There are all types of restrictions on the availability of equitable relief, but you should bear in mind that they may be available.

B. Enforcement

The options available when a breach of contract occurs include the following:

1. Do nothing: Sometimes this makes more economic sense than the time trouble and cost of pursuing a remedy.   Experience has a value and that may be all that should be taken from such an event.

"Do nothing: Sometimes this makes more economic sense than the time trouble and cost of pursuing a remedy."

2. Negotiate: Any contract can be varied by agreement between the parties.  A breach may arise from circumstances beyond any parties control.  Talking about it may resolve matters even if it means the original terms can not be performed.  The outcome of a successful negotiation is a new or varied agreement.

3. Mediate: This is a form of negotiation, but involves an independent third party who merely chairs the meeting and encourages the parties to resolve matters.  Some people are particularly skilled in that process and can work out what “levers” to pull, to get each party to agree.  That independent input helps both sides become realistic in their expectations for the resolution of the issue.  The outcome of a successful mediation is a new agreement.

4. Binding Expert Adjudication: This places the issue in the hands of an expert to determine an outcome.  It does not involve agreement by the parties as to the result, but does require agreement as to submitting the dispute to such a process, and to how the process is to be conducted.   The mai8n feature is that the process does not have to comply with the usual obligations found in a court or arbitration process. This allows for a “fast and dirty” (also cheap) process. There is usually no right of appeal or review. The result is something in the nature of a court order, but relies on the parties agreement to abide by whatever the expert determines. It is not an arbitration.

5. Adjudication: For a construction contract, there is a right of adjudication under the Construction Contracts Act. The process is designed to be fast, requires the “losing party” to pay the winner quickly, but also allows the entire case to be re-litigated in a normal court so that any difficult issues can be fully aired and finally resolved – with any monies paid under the adjudication refunded, if necessary.

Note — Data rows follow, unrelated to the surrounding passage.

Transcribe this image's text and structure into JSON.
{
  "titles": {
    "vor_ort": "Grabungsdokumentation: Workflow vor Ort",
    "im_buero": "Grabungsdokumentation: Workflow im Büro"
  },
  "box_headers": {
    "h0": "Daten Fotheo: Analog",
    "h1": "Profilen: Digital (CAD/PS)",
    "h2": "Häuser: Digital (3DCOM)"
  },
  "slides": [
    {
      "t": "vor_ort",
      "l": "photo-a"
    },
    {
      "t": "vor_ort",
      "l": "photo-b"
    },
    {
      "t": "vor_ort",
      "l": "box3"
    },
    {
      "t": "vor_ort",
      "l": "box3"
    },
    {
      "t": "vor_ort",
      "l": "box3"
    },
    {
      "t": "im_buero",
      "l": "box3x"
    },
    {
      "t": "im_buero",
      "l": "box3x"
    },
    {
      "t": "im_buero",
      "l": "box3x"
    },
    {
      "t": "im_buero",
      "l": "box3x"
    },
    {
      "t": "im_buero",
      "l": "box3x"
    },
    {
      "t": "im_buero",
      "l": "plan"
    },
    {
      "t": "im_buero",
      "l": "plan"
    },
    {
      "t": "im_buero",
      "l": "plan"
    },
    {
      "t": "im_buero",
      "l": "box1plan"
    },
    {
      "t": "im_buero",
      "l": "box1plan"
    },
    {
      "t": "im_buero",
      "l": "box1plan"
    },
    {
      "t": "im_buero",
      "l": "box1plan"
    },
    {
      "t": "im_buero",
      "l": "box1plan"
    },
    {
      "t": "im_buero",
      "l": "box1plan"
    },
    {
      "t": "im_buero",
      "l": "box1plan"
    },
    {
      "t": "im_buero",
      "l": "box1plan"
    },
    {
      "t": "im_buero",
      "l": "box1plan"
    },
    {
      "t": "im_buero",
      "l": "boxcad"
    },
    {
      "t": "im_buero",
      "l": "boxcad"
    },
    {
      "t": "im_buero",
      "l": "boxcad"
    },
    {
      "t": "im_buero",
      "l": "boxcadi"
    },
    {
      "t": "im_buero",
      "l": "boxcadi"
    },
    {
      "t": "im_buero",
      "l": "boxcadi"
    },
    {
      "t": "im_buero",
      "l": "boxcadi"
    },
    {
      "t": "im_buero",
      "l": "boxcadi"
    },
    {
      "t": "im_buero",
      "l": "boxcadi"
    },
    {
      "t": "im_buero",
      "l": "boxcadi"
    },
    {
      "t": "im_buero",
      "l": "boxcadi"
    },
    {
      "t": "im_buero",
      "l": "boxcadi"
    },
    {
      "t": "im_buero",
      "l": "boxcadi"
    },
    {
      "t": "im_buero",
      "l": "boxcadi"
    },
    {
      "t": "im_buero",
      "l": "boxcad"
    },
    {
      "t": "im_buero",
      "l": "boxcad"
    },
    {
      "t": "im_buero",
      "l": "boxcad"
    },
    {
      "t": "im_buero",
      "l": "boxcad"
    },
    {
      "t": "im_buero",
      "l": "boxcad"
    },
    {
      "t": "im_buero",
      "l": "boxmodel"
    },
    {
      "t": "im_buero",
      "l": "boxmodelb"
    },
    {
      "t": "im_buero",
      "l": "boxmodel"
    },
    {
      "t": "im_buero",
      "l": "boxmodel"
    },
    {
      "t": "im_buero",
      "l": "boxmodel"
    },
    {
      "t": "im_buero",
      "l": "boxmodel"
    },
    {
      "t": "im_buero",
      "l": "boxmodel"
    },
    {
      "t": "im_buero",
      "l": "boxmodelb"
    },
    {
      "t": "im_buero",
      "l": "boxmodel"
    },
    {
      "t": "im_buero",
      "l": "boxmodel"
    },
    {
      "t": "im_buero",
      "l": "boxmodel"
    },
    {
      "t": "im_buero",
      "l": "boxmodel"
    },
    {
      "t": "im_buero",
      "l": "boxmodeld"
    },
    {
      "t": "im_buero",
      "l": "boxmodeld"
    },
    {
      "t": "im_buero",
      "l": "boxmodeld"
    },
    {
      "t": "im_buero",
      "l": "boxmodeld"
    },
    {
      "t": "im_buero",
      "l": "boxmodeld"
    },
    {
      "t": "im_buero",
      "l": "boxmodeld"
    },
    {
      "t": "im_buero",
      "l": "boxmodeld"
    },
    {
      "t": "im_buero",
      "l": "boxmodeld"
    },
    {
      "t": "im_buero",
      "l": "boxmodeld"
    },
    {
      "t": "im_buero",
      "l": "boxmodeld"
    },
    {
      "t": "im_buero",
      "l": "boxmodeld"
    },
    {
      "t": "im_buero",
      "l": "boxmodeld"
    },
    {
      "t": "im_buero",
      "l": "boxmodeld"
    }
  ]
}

So it is a process peculiar to construction contracts – fast, but not necessarily final.

6. Arbitration: Arbitration is a process governed by the terms of the Arbitration Act 1996. It requires a formal process very similar to a court. The parties have to agree to this process and to the appointment of an arbitrator, but otherwise it is very similar to a court. However, the rights of appeal are quite restricted.

7. Litigation: This is the referral by either party of the dispute to a Court. Once a claim is submitted, the matter is in the hands of the Judge. Be aware that certain types of disputes have to be handled by certain types of court. Typical types of such disputes include: (i) Family property disputes which must go to the Family Court (ii) Residential tenancy disputes must be dealt with by the Tenancy Tribunal (iii) Employment disputes must go to the Employment Tribunal (iv) Motor Vehicle disputes with a licensed motor vehicle dealer must go to the Motor Vehicle Disputes Tribunal. Further, the most common normal courts (Disputes Tribunal, District Court) have jurisdictional limits as to the type of claim and the value of claim that each can deal with. The High Court can accept any type and value of claim (but the High Court may refer the claim to one of these other courts if that court has sufficient jurisdiction).

8. Settlement: Even in the course of any process, the parties can agree to settle the matter themselves, and in effect come to a new agreement.  Just because a process is embarked upon, does not mean that some alternative resolution is precluded.  But it does require the parties to, again, enter into a contract.

Disclaimer:
We have taken care to ensure that the information given is accurate, however it is intended for general guidance only and it should not be relied upon in individual cases. Professional advice should always be sought before any decision or action is taken.